The Tesla Model 3, expected to reach the market at the end of 2017, will sell from £24,000, which is less than a half of the price of the cheapest version of Tesla’s flagship Model S.
Essentially a downsized and simplified version of Model S, Model 3 will offer a driving range of 350 km and acceleration from 0 to 100km/h in about six seconds.
Tesla Motor’s CEO Elon Musk unveiled the concept car during an event in Hawthorne, California, at the headquarters of another of his companies, SpaceX.
Reservations for Model 3 began on 31 March and Tesla said more than 130,000 pre-orders were received during the first hours.
The grill-less sedan showcased during the event will compete with similarly priced luxury combustion engine powered vehicles such as Audi A4 and BMW 3-Series, as well as the upcoming electric Chevrolet Bolt EV from General Motors.
The car, which features a panoramic glass roof and a simple interior, represents the third step in Musk’s strategy to help bring in the era of sustainable electric mobility. Tesla, which hopes to reach production levels of 500,000 cars per year by 2020, entered the market in 2008 with the Tesla Roadster. The £86,950 sports car’s purpose was to prove that electric cars can be fast and cool. It was followed by the now flagship £55,000 Model S demonstrating the practicality of electric vehicles. With Model 3, Tesla finally hopes to hit the mass market and address the not so incredibly well-off drivers.
Tesla says its current manufacturing facility in Fremont, Califorina (previously owned by GM and Toyota), can support the envisioned production levels. The major drawback will be the amount of lithium-ion batteries required. The firm is already working on solving this challenge with its Gigafactory currently under construction in Nevada. The facility, Musk foresees, will produce more lithium-ion batteries than all the other world’s lithium-ion battery factories combined. This massive scale of production will enable Tesla to cut the cost of its battery packs by 30 per cent.
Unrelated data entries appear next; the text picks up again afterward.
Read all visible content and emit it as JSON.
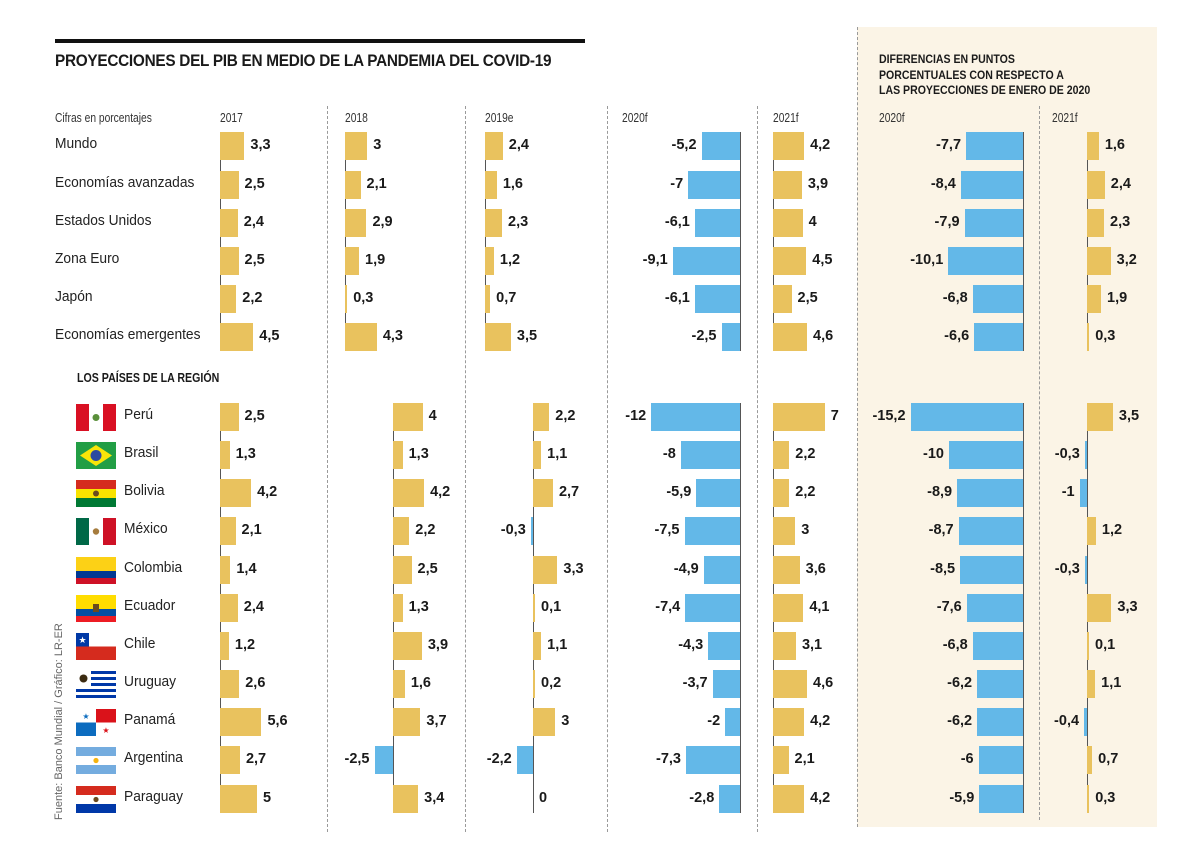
{
  "title": "PROYECCIONES DEL PIB EN MEDIO DE LA PANDEMIA DEL COVID-19",
  "units_note": "Cifras en porcentajes",
  "region_heading": "LOS PAÍSES DE LA REGIÓN",
  "diff_title_lines": [
    "DIFERENCIAS EN PUNTOS",
    "PORCENTUALES CON RESPECTO A",
    "LAS PROYECCIONES DE ENERO DE 2020"
  ],
  "source": "Fuente: Banco Mundial / Gráfico: LR-ER",
  "colors": {
    "positive": "#e9c25e",
    "negative": "#63b8e8",
    "diff_panel_bg": "#fbf4e6",
    "axis": "#555555"
  },
  "chart_data": {
    "type": "bar",
    "orientation": "horizontal",
    "title": "PROYECCIONES DEL PIB EN MEDIO DE LA PANDEMIA DEL COVID-19",
    "ylabel": "Cifras en porcentajes",
    "columns": [
      "2017",
      "2018",
      "2019e",
      "2020f",
      "2021f"
    ],
    "diff_columns": [
      "2020f",
      "2021f"
    ],
    "groups": [
      {
        "name": "global",
        "rows": [
          {
            "label": "Mundo",
            "values": [
              3.3,
              3,
              2.4,
              -5.2,
              4.2
            ],
            "diff": [
              -7.7,
              1.6
            ]
          },
          {
            "label": "Economías avanzadas",
            "values": [
              2.5,
              2.1,
              1.6,
              -7,
              3.9
            ],
            "diff": [
              -8.4,
              2.4
            ]
          },
          {
            "label": "Estados Unidos",
            "values": [
              2.4,
              2.9,
              2.3,
              -6.1,
              4
            ],
            "diff": [
              -7.9,
              2.3
            ]
          },
          {
            "label": "Zona Euro",
            "values": [
              2.5,
              1.9,
              1.2,
              -9.1,
              4.5
            ],
            "diff": [
              -10.1,
              3.2
            ]
          },
          {
            "label": "Japón",
            "values": [
              2.2,
              0.3,
              0.7,
              -6.1,
              2.5
            ],
            "diff": [
              -6.8,
              1.9
            ]
          },
          {
            "label": "Economías emergentes",
            "values": [
              4.5,
              4.3,
              3.5,
              -2.5,
              4.6
            ],
            "diff": [
              -6.6,
              0.3
            ]
          }
        ]
      },
      {
        "name": "LOS PAÍSES DE LA REGIÓN",
        "rows": [
          {
            "label": "Perú",
            "flag": "peru",
            "values": [
              2.5,
              4,
              2.2,
              -12,
              7
            ],
            "diff": [
              -15.2,
              3.5
            ]
          },
          {
            "label": "Brasil",
            "flag": "brazil",
            "values": [
              1.3,
              1.3,
              1.1,
              -8,
              2.2
            ],
            "diff": [
              -10,
              -0.3
            ]
          },
          {
            "label": "Bolivia",
            "flag": "bolivia",
            "values": [
              4.2,
              4.2,
              2.7,
              -5.9,
              2.2
            ],
            "diff": [
              -8.9,
              -1
            ]
          },
          {
            "label": "México",
            "flag": "mexico",
            "values": [
              2.1,
              2.2,
              -0.3,
              -7.5,
              3
            ],
            "diff": [
              -8.7,
              1.2
            ]
          },
          {
            "label": "Colombia",
            "flag": "colombia",
            "values": [
              1.4,
              2.5,
              3.3,
              -4.9,
              3.6
            ],
            "diff": [
              -8.5,
              -0.3
            ]
          },
          {
            "label": "Ecuador",
            "flag": "ecuador",
            "values": [
              2.4,
              1.3,
              0.1,
              -7.4,
              4.1
            ],
            "diff": [
              -7.6,
              3.3
            ]
          },
          {
            "label": "Chile",
            "flag": "chile",
            "values": [
              1.2,
              3.9,
              1.1,
              -4.3,
              3.1
            ],
            "diff": [
              -6.8,
              0.1
            ]
          },
          {
            "label": "Uruguay",
            "flag": "uruguay",
            "values": [
              2.6,
              1.6,
              0.2,
              -3.7,
              4.6
            ],
            "diff": [
              -6.2,
              1.1
            ]
          },
          {
            "label": "Panamá",
            "flag": "panama",
            "values": [
              5.6,
              3.7,
              3,
              -2,
              4.2
            ],
            "diff": [
              -6.2,
              -0.4
            ]
          },
          {
            "label": "Argentina",
            "flag": "argentina",
            "values": [
              2.7,
              -2.5,
              -2.2,
              -7.3,
              2.1
            ],
            "diff": [
              -6,
              0.7
            ]
          },
          {
            "label": "Paraguay",
            "flag": "paraguay",
            "values": [
              5,
              3.4,
              0,
              -2.8,
              4.2
            ],
            "diff": [
              -5.9,
              0.3
            ]
          }
        ]
      }
    ]
  }
}
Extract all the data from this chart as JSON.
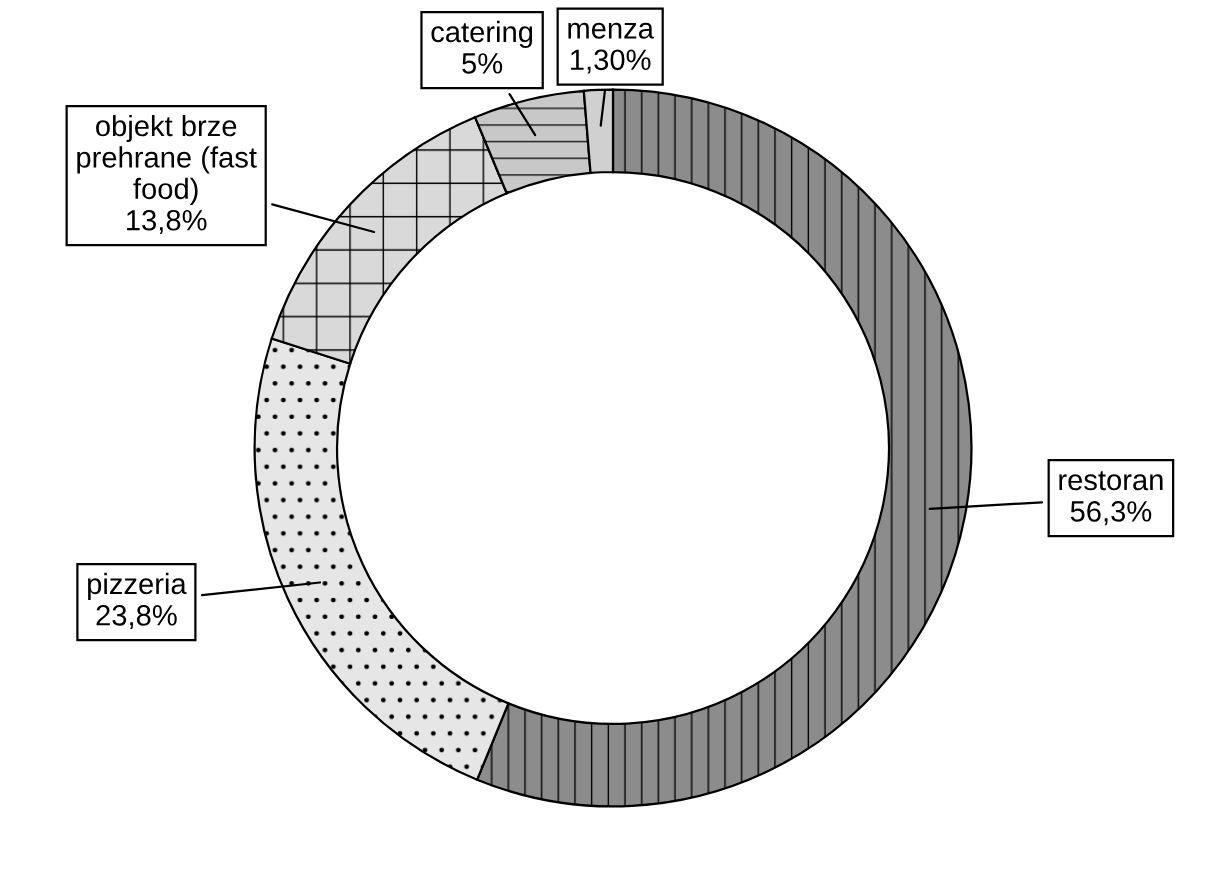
{
  "chart_data": {
    "type": "donut",
    "categories": [
      "restoran",
      "pizzeria",
      "objekt brze\nprehrane (fast\nfood)",
      "catering",
      "menza"
    ],
    "values": [
      56.3,
      23.8,
      13.8,
      5,
      1.3
    ],
    "value_labels": [
      "56,3%",
      "23,8%",
      "13,8%",
      "5%",
      "1,30%"
    ],
    "colors": [
      "#8c8c8c",
      "#e6e6e6",
      "#d9d9d9",
      "#c8c8c8",
      "#d0d0d0"
    ],
    "legend": false
  }
}
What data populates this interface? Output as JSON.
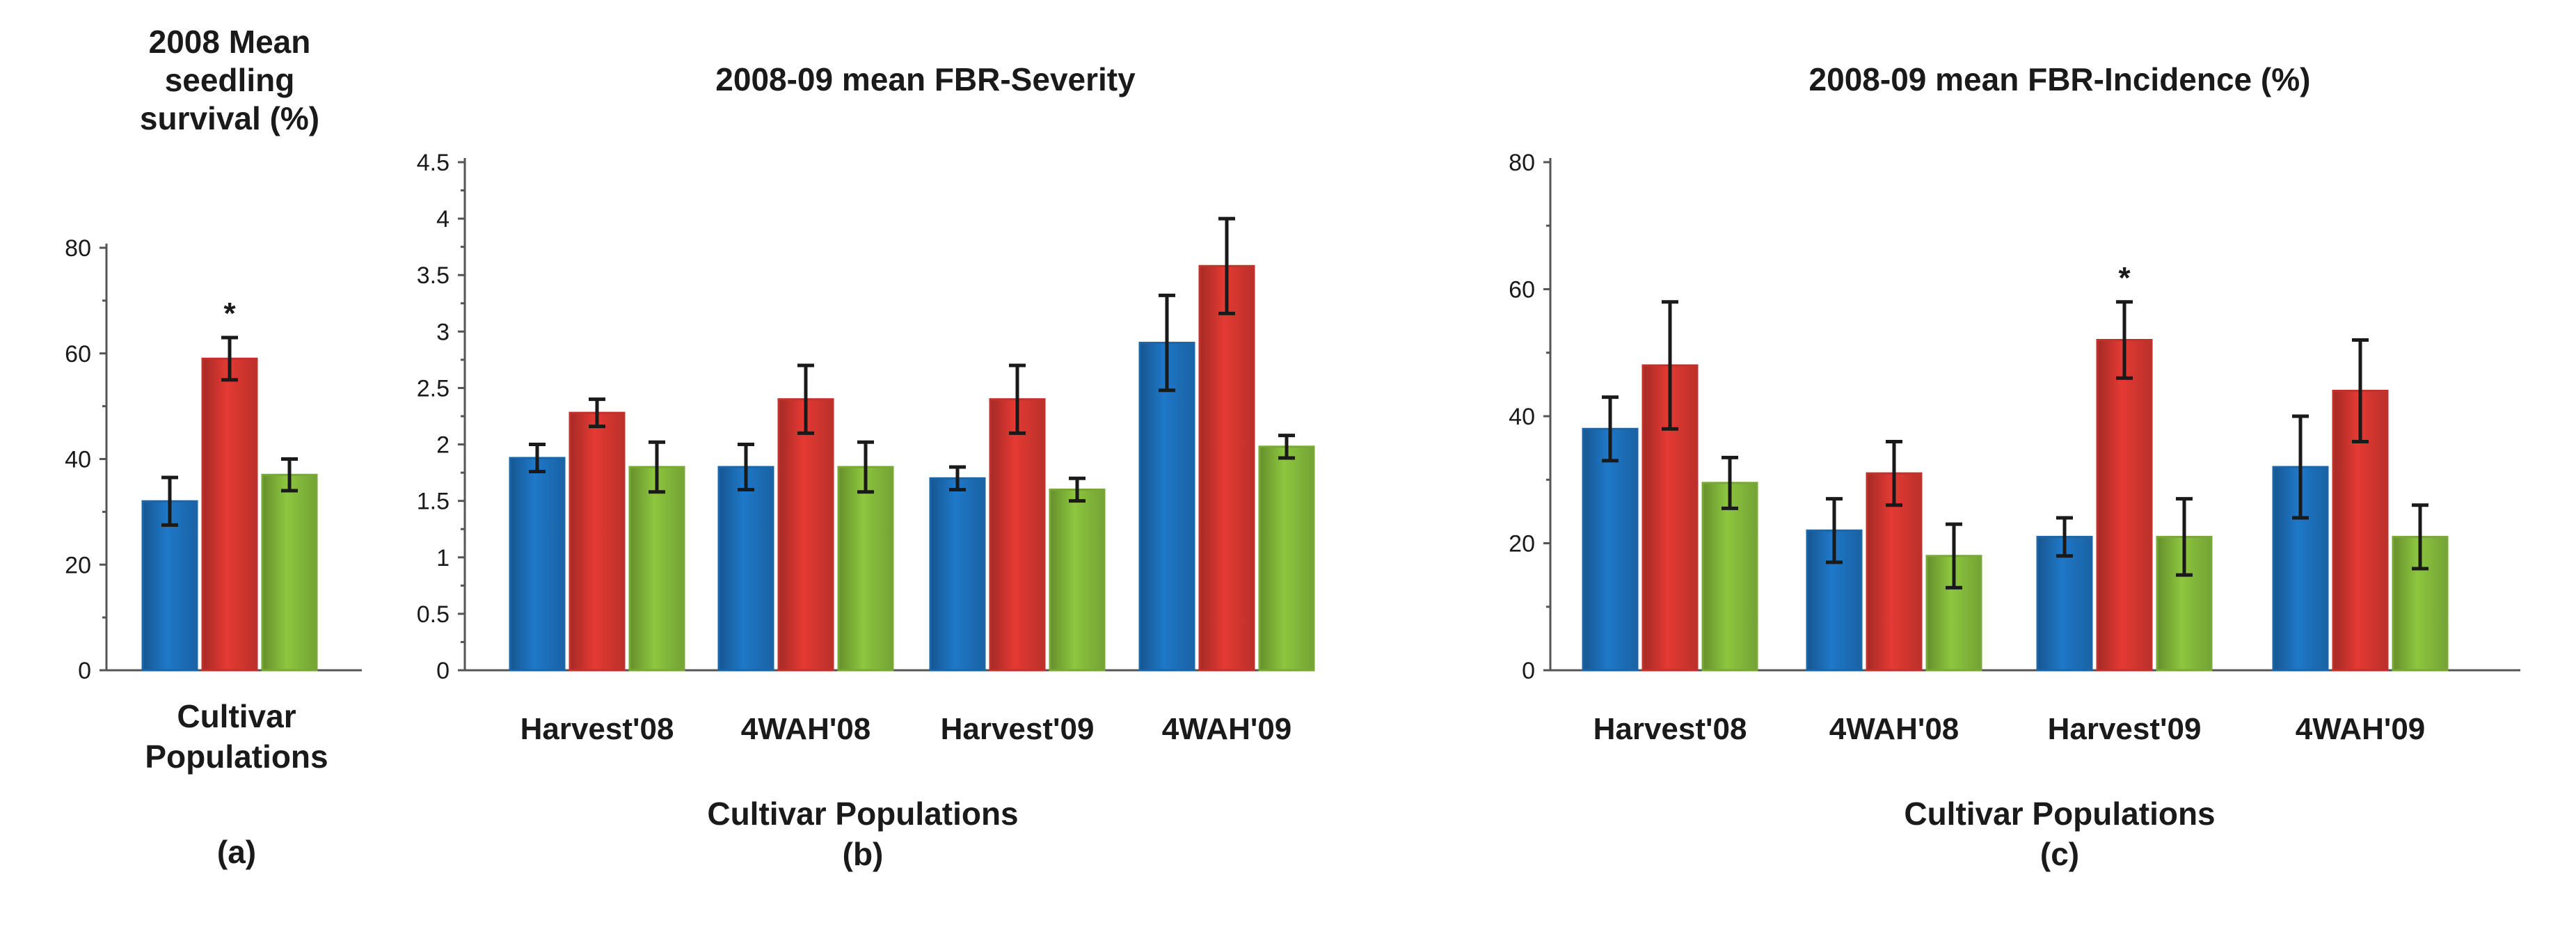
{
  "figure": {
    "colors": {
      "series1": "#1f78c8",
      "series2": "#e43a33",
      "series3": "#8dc63f"
    }
  },
  "chart_data": [
    {
      "id": "a",
      "type": "bar",
      "title": [
        "2008 Mean",
        "seedling",
        "survival (%)"
      ],
      "xlabel": [
        "Cultivar",
        "Populations"
      ],
      "panel_label": "(a)",
      "ylim": [
        0,
        80
      ],
      "yticks": [
        "0",
        "20",
        "40",
        "60",
        "80"
      ],
      "categories": [
        ""
      ],
      "series": [
        {
          "values": [
            32
          ],
          "errors": [
            4.5
          ]
        },
        {
          "values": [
            59
          ],
          "errors": [
            4
          ]
        },
        {
          "values": [
            37
          ],
          "errors": [
            3
          ]
        }
      ],
      "annotations": [
        {
          "category": 0,
          "series": 1,
          "text": "*"
        }
      ]
    },
    {
      "id": "b",
      "type": "bar",
      "title": [
        "2008-09 mean FBR-Severity"
      ],
      "xlabel": [
        "Cultivar Populations"
      ],
      "panel_label": "(b)",
      "ylim": [
        0,
        4.5
      ],
      "yticks": [
        "0",
        "0.5",
        "1",
        "1.5",
        "2",
        "2.5",
        "3",
        "3.5",
        "4",
        "4.5"
      ],
      "categories": [
        "Harvest'08",
        "4WAH'08",
        "Harvest'09",
        "4WAH'09"
      ],
      "series": [
        {
          "values": [
            1.88,
            1.8,
            1.7,
            2.9
          ],
          "errors": [
            0.12,
            0.2,
            0.1,
            0.42
          ]
        },
        {
          "values": [
            2.28,
            2.4,
            2.4,
            3.58
          ],
          "errors": [
            0.12,
            0.3,
            0.3,
            0.42
          ]
        },
        {
          "values": [
            1.8,
            1.8,
            1.6,
            1.98
          ],
          "errors": [
            0.22,
            0.22,
            0.1,
            0.1
          ]
        }
      ],
      "annotations": []
    },
    {
      "id": "c",
      "type": "bar",
      "title": [
        "2008-09 mean FBR-Incidence (%)"
      ],
      "xlabel": [
        "Cultivar Populations"
      ],
      "panel_label": "(c)",
      "ylim": [
        0,
        80
      ],
      "yticks": [
        "0",
        "20",
        "40",
        "60",
        "80"
      ],
      "categories": [
        "Harvest'08",
        "4WAH'08",
        "Harvest'09",
        "4WAH'09"
      ],
      "series": [
        {
          "values": [
            38,
            22,
            21,
            32
          ],
          "errors": [
            5,
            5,
            3,
            8
          ]
        },
        {
          "values": [
            48,
            31,
            52,
            44
          ],
          "errors": [
            10,
            5,
            6,
            8
          ]
        },
        {
          "values": [
            29.5,
            18,
            21,
            21
          ],
          "errors": [
            4,
            5,
            6,
            5
          ]
        }
      ],
      "annotations": [
        {
          "category": 2,
          "series": 1,
          "text": "*"
        }
      ]
    }
  ]
}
Tesla and other manufacturers of affordable electric cars may, however, face further hindrances as lower petrol prices affect interest in electric vehicles. According to data from the Electric Drive Transportation Association, sales of all-electric and hybrid vehicles went down by nearly 9 per cent in the first two months of 2016. That's fewer hybrid and battery electric vehicles sold in two months than Ford sold of its F-series large pickup trucks in February alone.
This is bad news for Tesla, which has been losing money ever since its conception. Tesla said in February it expected to start making profits this month.
Ahead of the unveiling, the firm’s shares jumped up to $230 per share, recovering from a major drop to as low as $141.05 in February.
"It [Model 3] is important to the industry because it will signal whether or not Tesla Motors is a major threat to the status quo or just another wannabe car company with a fleeting chance for long-term success," said Jack Nerad, analyst from Kelley Blue Book.
Tesla, however, already has a solid fan base. Ahead of the Thursday launch, fans could be seen camping in front of Tesla stores in California to put deposits on the anticipated vehicle.
GM is on track to beat Tesla to the market with its Chevrolet Bolt electric car, which GM says will launch later this year, offering about 320 km/h of electric driving range and a starting price of around £24,000.
A new generation of Nissan Motor’s Leaf electric car is also expected to offer more driving range at a similar price.